Shortly after his return, Gunn accepted another assignment from the Tribune, this time to Port Royal, South Carolina. He arrived at Hilton Head and traveled to Beaufort. His intention was to get to James Island where he had heard rumours that the Union forces were due to mount an attack. However, news came through of the defeat and setback for the Northern forces (see article Battle of Secessionville). Gunn visited the island soon after the battle and filed his report with the Tribune. A two-page copy also was pasted in his diary. Gun returned to New York in September 1862 after visiting Fort Pulaski, St. Augustine, and Key West.

Gunn's last assignment for the Tribune as a war correspondent was with the forces of General Nathaniel Prentice Banks, who sailed to New Orleans from New York in December 1862 with 31,000 troops. Banks planned to attack Port Hudson and stationed his troops at New Orleans and Baton Rouge while preparations were made. Gunn, who had received letters from Hannah Bennett in England with news of his father, returned to New York in late March 1863 before the attack on Port Hudson took place.

==Return to England==
Gunn's father had been ill for many years but the end came in November 1863. By this time, Gunn was home with his family in England, and he was planning his marriage to Hannah Bennett, whose own father had died in 1862. They married on 29 December 1863, and lived in a village on the outskirts of Banbury called Wardington. Hannah gave birth to their only child on 5 November 1865, but the baby was stillborn.

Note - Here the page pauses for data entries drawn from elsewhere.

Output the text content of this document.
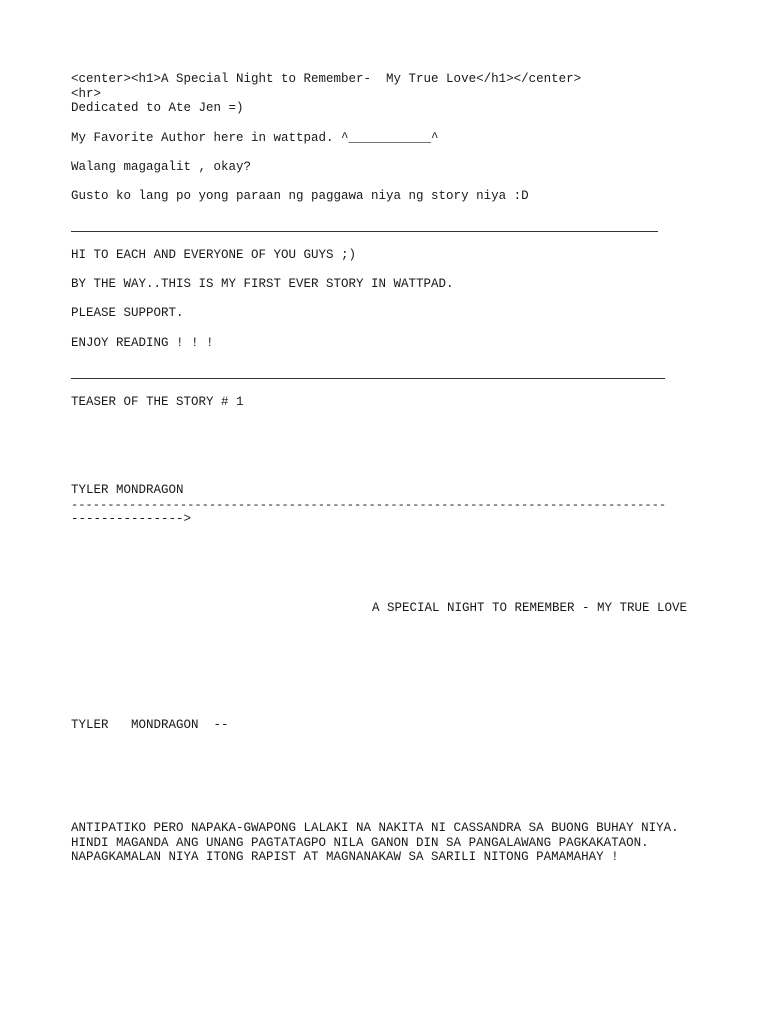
<center><h1>A Special Night to Remember-  My True Love</h1></center>

<hr>

Dedicated to Ate Jen =)

My Favorite Author here in wattpad. ^___________^

Walang magagalit , okay?

Gusto ko lang po yong paraan ng paggawa niya ng story niya :D

HI TO EACH AND EVERYONE OF YOU GUYS ;)

BY THE WAY..THIS IS MY FIRST EVER STORY IN WATTPAD.

PLEASE SUPPORT.

ENJOY READING ! ! !

TEASER OF THE STORY # 1

TYLER MONDRAGON

----------------------------------------------------------------------------------

--------------->

A SPECIAL NIGHT TO REMEMBER - MY TRUE LOVE

TYLER   MONDRAGON  --

ANTIPATIKO PERO NAPAKA-GWAPONG LALAKI NA NAKITA NI CASSANDRA SA BUONG BUHAY NIYA.

HINDI MAGANDA ANG UNANG PAGTATAGPO NILA GANON DIN SA PANGALAWANG PAGKAKATAON.

NAPAGKAMALAN NIYA ITONG RAPIST AT MAGNANAKAW SA SARILI NITONG PAMAMAHAY !
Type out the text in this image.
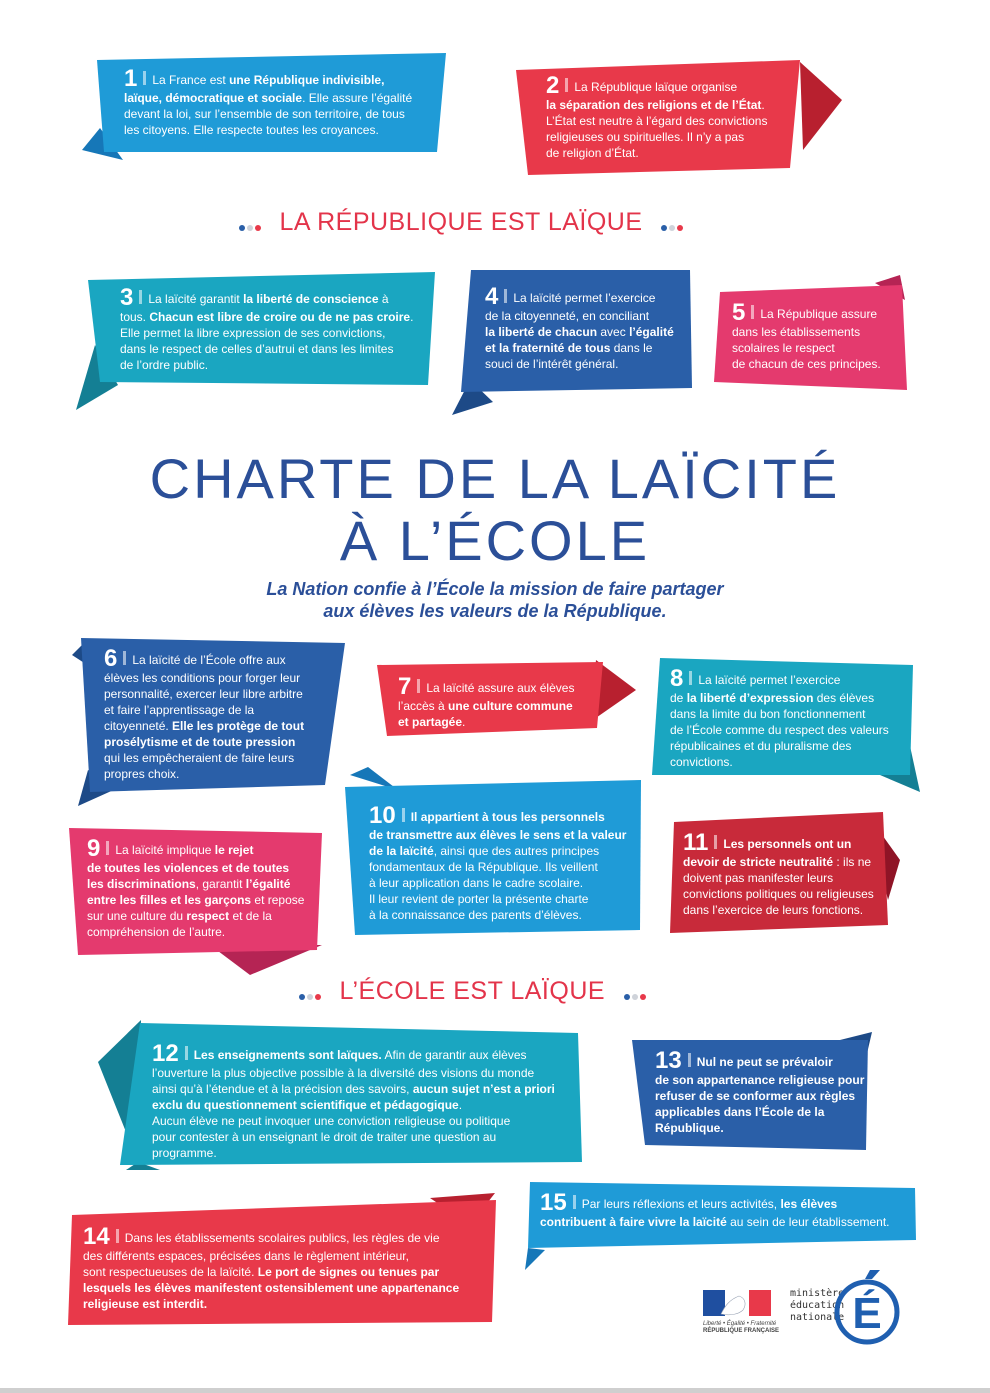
1 La France est une République indivisible,
laïque, démocratique et sociale. Elle assure l’égalité
devant la loi, sur l’ensemble de son territoire, de tous
les citoyens. Elle respecte toutes les croyances.
2 La République laïque organise
la séparation des religions et de l’État.
L’État est neutre à l’égard des convictions
religieuses ou spirituelles. Il n’y a pas
de religion d’État.
LA RÉPUBLIQUE EST LAÏQUE
3 La laïcité garantit la liberté de conscience à
tous. Chacun est libre de croire ou de ne pas croire.
Elle permet la libre expression de ses convictions,
dans le respect de celles d’autrui et dans les limites
de l’ordre public.
4 La laïcité permet l’exercice
de la citoyenneté, en conciliant
la liberté de chacun avec l’égalité
et la fraternité de tous dans le
souci de l’intérêt général.
5 La République assure
dans les établissements
scolaires le respect
de chacun de ces principes.
CHARTE DE LA LAÏCITÉ
À L’ÉCOLE
La Nation confie à l’École la mission de faire partager
aux élèves les valeurs de la République.
6 La laïcité de l’École offre aux
élèves les conditions pour forger leur
personnalité, exercer leur libre arbitre
et faire l’apprentissage de la
citoyenneté. Elle les protège de tout
prosélytisme et de toute pression
qui les empêcheraient de faire leurs
propres choix.
7 La laïcité assure aux élèves
l’accès à une culture commune
et partagée.
8 La laïcité permet l’exercice
de la liberté d’expression des élèves
dans la limite du bon fonctionnement
de l’École comme du respect des valeurs
républicaines et du pluralisme des
convictions.
9 La laïcité implique le rejet
de toutes les violences et de toutes
les discriminations, garantit l’égalité
entre les filles et les garçons et repose
sur une culture du respect et de la
compréhension de l’autre.
10 Il appartient à tous les personnels
de transmettre aux élèves le sens et la valeur
de la laïcité, ainsi que des autres principes
fondamentaux de la République. Ils veillent
à leur application dans le cadre scolaire.
Il leur revient de porter la présente charte
à la connaissance des parents d’élèves.
11 Les personnels ont un
devoir de stricte neutralité : ils ne
doivent pas manifester leurs
convictions politiques ou religieuses
dans l’exercice de leurs fonctions.
L’ÉCOLE EST LAÏQUE
12 Les enseignements sont laïques. Afin de garantir aux élèves
l’ouverture la plus objective possible à la diversité des visions du monde
ainsi qu’à l’étendue et à la précision des savoirs, aucun sujet n’est a priori
exclu du questionnement scientifique et pédagogique.
Aucun élève ne peut invoquer une conviction religieuse ou politique
pour contester à un enseignant le droit de traiter une question au
programme.
13 Nul ne peut se prévaloir
de son appartenance religieuse pour
refuser de se conformer aux règles
applicables dans l’École de la
République.
14 Dans les établissements scolaires publics, les règles de vie
des différents espaces, précisées dans le règlement intérieur,
sont respectueuses de la laïcité. Le port de signes ou tenues par
lesquels les élèves manifestent ostensiblement une appartenance
religieuse est interdit.
15 Par leurs réflexions et leurs activités, les élèves
contribuent à faire vivre la laïcité au sein de leur établissement.
Liberté • Égalité • Fraternité
RÉPUBLIQUE FRANÇAISE
ministère
éducation
nationale É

Gunn continued to write for newspapers with subjects often related to British history. These were well researched works and included series on local churches, villages, battles on English soil and individuals such as the highwayman Dick Turpin. Some of these articles were published in America. He also wrote verse and in 1885 his political poem, Hodge's Triumph, was published in the Banbury Guardian (24 December). This related to the changes in the voting system that allowed many more working class individuals to participate, and led to the Liberal party winning the election. The name Hodge was commonly used in 19th century Britain to stereotype agricultural labourers, often in derogatory terms.

Gunn died in a hospital in Birmingham on 7 April 1904, and is buried in the Southam Road Cemetery, Banbury. His wife Hannah died on 12 September 1906, at age 78 and is buried in St Mary Magdalene Church in Wardington.

==Bohemians of New York==
Thomas Butler Gunn's name is associated with the bohemian set of writers and artist of New York who often frequented Pfaff's beer cellar. In Gunn's diaries, he mentions many of them and describes their lives, often in terms of gossip. His milieu included individuals such as Frank Bellew, Sol Eytinge Jr., Fanny Fern, Thomas Nast, James Parton, Fitz James O'Brien, Alfred Waud and Walt Whitman. His diaries of this period have been transcribed by the Missouri History Museum.